Last week, my wife Shirley and I were in an automobile accident. We suffered no serious injuries, thank you, but the car was totaled and we were sore for several days. After the obligatory reflections on the meaning of life, I began to think critically about the biomechanics of auto accident injuries.

Our car was at a complete stop, and the idiot in the other car hit us from behind. The driver’s side air bag deployed and the impact pushed us off to the right of the road (we hit the car in front of us in the process), while the idiot’s car ended up on the opposite shoulder. It looked a little like this; we were m2 and the idiot was m1:


The police came and our poor car was carried off on a wrecker to a junk yard. Shirley and I walked home; the accident occurred about a quarter mile from our house.

My neck is still stiff. Presumably I suffered a classic—but not too severe—whiplash. Although Intermediate Physics for Medicine and Biology does not discuss whiplash, it does cover most of the concepts needed to understand it: acceleration, shear forces, torques, and biomechanics. Paul Davidovits describes whiplash briefly in Physics in Biology and Medicine. From the second edition:
"5.7  Whiplash Injury

Neck bones are rather delicate and can be fractured by even a moderate force. Fortunately the neck muscles are relatively strong and are capable of absorbing a considerable amount of energy. If, however, the impact is sudden, as in a rear-end collision, the body is accelerated in the forward direction by the back of the seat,  and the unsupported neck is then suddenly yanked back at full speed. Here the muscles do not respond fast enough and all the energy is absorbed by the neck bones, causing the well-known whiplash injury."
You can learn more about the physics of whiplash in the paper “Kinematics of a Head-Neck Model Simulating Whiplash” published in The Physics Teacher (Volume 46, Pages 88-91, 2008).
“In a typical rear-end collision, the vehicle accelerates forward when struck and the torso is pushed forward by the seat. The structural response of the cervical spine is dependent upon the acceleration-time pulse applied to the thoracic spine and interaction of the head and spinal components. During the initial phases of the impact, it is obvious that the lower cervical vertebrae move horizontally faster than the upper ones.
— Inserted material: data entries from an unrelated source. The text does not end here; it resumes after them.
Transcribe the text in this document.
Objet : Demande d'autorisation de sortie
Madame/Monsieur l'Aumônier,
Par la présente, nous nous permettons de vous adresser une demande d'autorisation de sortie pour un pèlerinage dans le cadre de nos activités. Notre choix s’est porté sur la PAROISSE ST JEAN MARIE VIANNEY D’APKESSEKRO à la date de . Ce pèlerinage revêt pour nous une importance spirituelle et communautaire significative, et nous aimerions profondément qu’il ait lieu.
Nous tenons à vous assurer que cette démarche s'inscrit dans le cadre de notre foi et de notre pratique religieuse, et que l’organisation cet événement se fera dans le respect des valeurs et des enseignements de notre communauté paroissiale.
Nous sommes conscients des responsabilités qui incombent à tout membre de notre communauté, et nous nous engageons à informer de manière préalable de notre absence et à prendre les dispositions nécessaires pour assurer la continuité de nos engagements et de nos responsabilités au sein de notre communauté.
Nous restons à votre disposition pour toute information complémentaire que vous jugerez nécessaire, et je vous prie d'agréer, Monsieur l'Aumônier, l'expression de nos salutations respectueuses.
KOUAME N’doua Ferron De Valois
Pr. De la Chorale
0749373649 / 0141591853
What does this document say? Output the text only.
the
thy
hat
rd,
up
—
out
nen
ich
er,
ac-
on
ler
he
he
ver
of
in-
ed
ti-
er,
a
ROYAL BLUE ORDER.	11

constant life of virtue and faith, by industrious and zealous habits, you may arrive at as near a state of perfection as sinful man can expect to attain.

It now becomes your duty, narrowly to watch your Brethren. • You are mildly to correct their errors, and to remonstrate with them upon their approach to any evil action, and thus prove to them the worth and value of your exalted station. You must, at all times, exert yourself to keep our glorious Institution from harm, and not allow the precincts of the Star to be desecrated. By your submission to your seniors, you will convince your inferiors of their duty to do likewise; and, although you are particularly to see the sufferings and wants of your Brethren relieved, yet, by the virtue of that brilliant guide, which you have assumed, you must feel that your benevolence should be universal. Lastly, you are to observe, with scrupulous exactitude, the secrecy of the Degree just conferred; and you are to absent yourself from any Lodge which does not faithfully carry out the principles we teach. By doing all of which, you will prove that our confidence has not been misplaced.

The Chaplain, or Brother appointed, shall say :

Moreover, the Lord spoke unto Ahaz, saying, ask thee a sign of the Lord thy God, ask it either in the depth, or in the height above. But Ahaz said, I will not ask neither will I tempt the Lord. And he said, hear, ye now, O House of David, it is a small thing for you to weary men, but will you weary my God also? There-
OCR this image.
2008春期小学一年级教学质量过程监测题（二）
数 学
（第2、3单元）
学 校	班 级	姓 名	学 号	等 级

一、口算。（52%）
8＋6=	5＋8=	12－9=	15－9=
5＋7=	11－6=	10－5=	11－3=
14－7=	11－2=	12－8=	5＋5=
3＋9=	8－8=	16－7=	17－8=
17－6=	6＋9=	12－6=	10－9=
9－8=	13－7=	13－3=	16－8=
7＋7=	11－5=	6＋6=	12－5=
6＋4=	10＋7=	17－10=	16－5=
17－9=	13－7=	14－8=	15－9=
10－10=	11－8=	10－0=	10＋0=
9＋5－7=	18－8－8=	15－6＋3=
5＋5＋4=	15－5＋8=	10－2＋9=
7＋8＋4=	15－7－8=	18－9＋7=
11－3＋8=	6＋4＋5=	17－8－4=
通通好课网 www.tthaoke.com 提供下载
The shear force is transmitted from the lower cervical vertebrae to the upper ones through soft tissues between adjacent vertebrae one level at a time. This shearing motion contributes to the initial development of an S-shape curvature of the neck (the upper cervical spine undergoes flexion while the lower part undergoes extension), which progresses to a C-shape curvature. At the end of the loading phase, the entire head-neck complex is under the extension mode with a single curvature. This implies the stretching of the anterior and compression of the posterior parts of the cervical spine.”
Here are links to videos showing what happens to the upper spine during whiplash:




Injury from whiplash depends on the acceleration. What sort of acceleration did my head undergo? I don’t know the speed of the idiot’s car, but I will guess it was 25 miles per hour, which is equal to about 11 meters per second. Most of the literature I have read suggests that the acceleration resulting from such impacts occurs in about a tenth of a second. Acceleration is change in speed divided by change in time (see Appendix B in IPMB), so (11 m/s)/(0.1 s) = 110 m/s2, which is about 11 times the acceleration of gravity, or 11 g. Yikes! Honestly, I don’t know the idiot’s speed. He may have been slowing down before he hit me, but I don’t recall any skidding noises just before impact.

What lesson do I take from this close call with death? My hero Isaac Asimov—who wrote over 500 books in his life—was asked what he would do if told he had only six months to live. His answer was “type faster.” Sounds like good advice to me!

Our car, after the accident.

1 comment:

  1. Wow! I hope you're recovering well. I admire your commitment to blogging!